Thanks for the patch, James!
I fixed it almost like you did in the patch, just I preserved the method signatures.
No API breaks, no new classes used.
                
> JavaSerializer Does Not Call SerializableChecker
> ------------------------------------------------
>
>                 Key: WICKET-4264
>                 URL: https://issues.apache.org/jira/browse/WICKET-4264
>             Project: Wicket
>          Issue Type: Bug
>          Components: wicket
>    Affects Versions: 1.5.0, 1.5.1, 1.5.2, 1.5.3
>         Environment: Apache Maven 3.0.3 (r1075438; 2011-02-28 12:31:09-0500)
> Maven home: /usr/local/programs/current/maven
> Java version: 1.7.0_01, vendor: Oracle Corporation
> Java home: /usr/local/programs/jdk1.7.0_01/jre
> Default locale: en_US, platform encoding: UTF-8
> OS name: "linux", version: "2.6.35.14-103.fc14.x86_64", arch: "amd64", family: "unix"

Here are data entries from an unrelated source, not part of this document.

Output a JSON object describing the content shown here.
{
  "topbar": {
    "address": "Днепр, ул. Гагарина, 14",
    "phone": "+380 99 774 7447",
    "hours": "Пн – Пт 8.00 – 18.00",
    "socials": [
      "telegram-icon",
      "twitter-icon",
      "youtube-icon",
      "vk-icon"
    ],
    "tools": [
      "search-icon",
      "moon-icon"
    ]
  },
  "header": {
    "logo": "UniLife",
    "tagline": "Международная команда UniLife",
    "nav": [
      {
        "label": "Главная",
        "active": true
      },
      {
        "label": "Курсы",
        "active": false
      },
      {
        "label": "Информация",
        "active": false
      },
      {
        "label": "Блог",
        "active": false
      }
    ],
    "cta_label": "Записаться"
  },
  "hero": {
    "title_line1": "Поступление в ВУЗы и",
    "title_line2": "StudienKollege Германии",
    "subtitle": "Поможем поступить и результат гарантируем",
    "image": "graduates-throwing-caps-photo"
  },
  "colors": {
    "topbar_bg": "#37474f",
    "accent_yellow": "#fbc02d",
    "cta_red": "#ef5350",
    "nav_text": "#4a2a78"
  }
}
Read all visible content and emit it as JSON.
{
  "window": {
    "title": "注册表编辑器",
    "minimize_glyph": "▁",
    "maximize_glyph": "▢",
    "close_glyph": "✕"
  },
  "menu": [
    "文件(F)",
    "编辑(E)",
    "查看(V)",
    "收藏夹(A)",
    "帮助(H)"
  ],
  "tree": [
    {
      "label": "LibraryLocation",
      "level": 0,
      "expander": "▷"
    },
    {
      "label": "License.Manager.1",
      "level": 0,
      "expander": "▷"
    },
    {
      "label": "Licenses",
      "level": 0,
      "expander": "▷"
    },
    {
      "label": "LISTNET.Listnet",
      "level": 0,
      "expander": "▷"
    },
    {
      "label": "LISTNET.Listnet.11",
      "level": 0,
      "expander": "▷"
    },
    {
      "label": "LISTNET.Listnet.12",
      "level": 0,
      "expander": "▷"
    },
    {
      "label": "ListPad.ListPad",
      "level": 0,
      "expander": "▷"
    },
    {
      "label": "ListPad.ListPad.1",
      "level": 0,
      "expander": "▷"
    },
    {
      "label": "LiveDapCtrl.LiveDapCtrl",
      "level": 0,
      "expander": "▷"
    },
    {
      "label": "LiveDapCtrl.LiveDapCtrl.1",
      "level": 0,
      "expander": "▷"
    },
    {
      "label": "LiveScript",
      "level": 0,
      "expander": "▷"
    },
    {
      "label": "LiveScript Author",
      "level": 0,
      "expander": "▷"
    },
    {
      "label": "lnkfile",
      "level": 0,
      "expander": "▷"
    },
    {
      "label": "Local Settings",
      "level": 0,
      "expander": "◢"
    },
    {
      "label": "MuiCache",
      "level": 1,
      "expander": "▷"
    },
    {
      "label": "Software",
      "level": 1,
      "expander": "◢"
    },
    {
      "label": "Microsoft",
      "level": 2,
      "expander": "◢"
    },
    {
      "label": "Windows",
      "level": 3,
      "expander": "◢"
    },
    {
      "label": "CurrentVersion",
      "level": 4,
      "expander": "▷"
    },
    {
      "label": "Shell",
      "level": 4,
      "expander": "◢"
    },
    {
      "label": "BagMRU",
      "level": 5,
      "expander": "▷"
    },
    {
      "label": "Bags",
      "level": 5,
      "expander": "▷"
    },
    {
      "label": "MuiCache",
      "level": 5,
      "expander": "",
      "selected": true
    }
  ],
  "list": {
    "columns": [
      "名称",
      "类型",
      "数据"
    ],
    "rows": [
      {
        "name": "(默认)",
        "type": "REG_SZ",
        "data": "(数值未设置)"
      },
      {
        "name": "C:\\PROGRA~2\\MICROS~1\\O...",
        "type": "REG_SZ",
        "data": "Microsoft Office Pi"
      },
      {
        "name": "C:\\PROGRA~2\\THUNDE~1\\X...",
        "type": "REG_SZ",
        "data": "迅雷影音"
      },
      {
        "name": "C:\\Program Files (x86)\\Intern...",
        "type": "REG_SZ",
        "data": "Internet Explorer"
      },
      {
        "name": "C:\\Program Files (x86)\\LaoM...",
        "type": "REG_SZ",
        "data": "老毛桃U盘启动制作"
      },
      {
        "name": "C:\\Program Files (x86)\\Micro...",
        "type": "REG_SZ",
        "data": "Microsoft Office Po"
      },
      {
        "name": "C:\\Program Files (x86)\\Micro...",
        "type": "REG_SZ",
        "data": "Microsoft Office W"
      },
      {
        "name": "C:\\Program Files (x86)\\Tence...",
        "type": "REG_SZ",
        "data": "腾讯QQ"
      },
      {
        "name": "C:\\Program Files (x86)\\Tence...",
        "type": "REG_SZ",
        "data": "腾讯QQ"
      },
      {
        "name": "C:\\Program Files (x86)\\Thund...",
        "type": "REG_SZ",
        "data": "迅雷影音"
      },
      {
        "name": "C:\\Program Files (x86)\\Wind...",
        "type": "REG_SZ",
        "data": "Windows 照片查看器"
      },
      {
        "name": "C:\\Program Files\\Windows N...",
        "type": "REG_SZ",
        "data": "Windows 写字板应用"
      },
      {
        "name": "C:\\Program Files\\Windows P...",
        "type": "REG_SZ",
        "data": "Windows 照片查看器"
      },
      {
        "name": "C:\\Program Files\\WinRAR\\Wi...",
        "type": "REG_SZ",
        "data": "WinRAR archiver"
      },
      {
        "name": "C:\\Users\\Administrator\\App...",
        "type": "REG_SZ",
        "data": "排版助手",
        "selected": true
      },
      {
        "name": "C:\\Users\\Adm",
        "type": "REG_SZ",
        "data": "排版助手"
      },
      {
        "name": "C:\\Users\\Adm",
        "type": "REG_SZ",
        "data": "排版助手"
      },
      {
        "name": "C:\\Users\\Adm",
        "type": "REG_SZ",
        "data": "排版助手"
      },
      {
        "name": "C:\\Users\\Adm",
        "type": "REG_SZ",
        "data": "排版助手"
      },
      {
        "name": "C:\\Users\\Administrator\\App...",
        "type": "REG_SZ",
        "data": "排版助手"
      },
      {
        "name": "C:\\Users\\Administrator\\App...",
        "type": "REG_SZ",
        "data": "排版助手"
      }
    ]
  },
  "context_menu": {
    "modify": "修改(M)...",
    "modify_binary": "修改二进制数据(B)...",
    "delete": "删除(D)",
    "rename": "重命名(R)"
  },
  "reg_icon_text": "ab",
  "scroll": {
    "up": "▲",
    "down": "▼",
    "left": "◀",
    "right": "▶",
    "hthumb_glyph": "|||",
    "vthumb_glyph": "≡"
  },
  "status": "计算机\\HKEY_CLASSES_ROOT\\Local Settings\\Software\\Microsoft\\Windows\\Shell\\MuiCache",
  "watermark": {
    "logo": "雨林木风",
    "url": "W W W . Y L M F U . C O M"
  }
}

>            Reporter: James Carman
>            Assignee: Martin Grigorov
>             Fix For: 1.5.4, 6.0.0
>
>         Attachments: WICKET-4264.patch
>
>
> In the new JavaSerializer class, it has a CheckerOutputStream which extends ObjectOutputStream.  The intent is to use the ObjectOutputStream.writeObjectOverride() support.  However, the writeObjectOverride() method is never called unless you use the no-arg constructor from the ObjectOutputStream class (which sets the "enableOverride" flag to true).  The CheckerOutputStream uses the ObjectOutputStream(OutputStream) constructor in its constructor.  Worse yet, even if the writeObjectOverride() method were to be  called, it would create a StackOverflowError because it's calling the super.writeObject() method which is what called it in the first place (infinite recursion).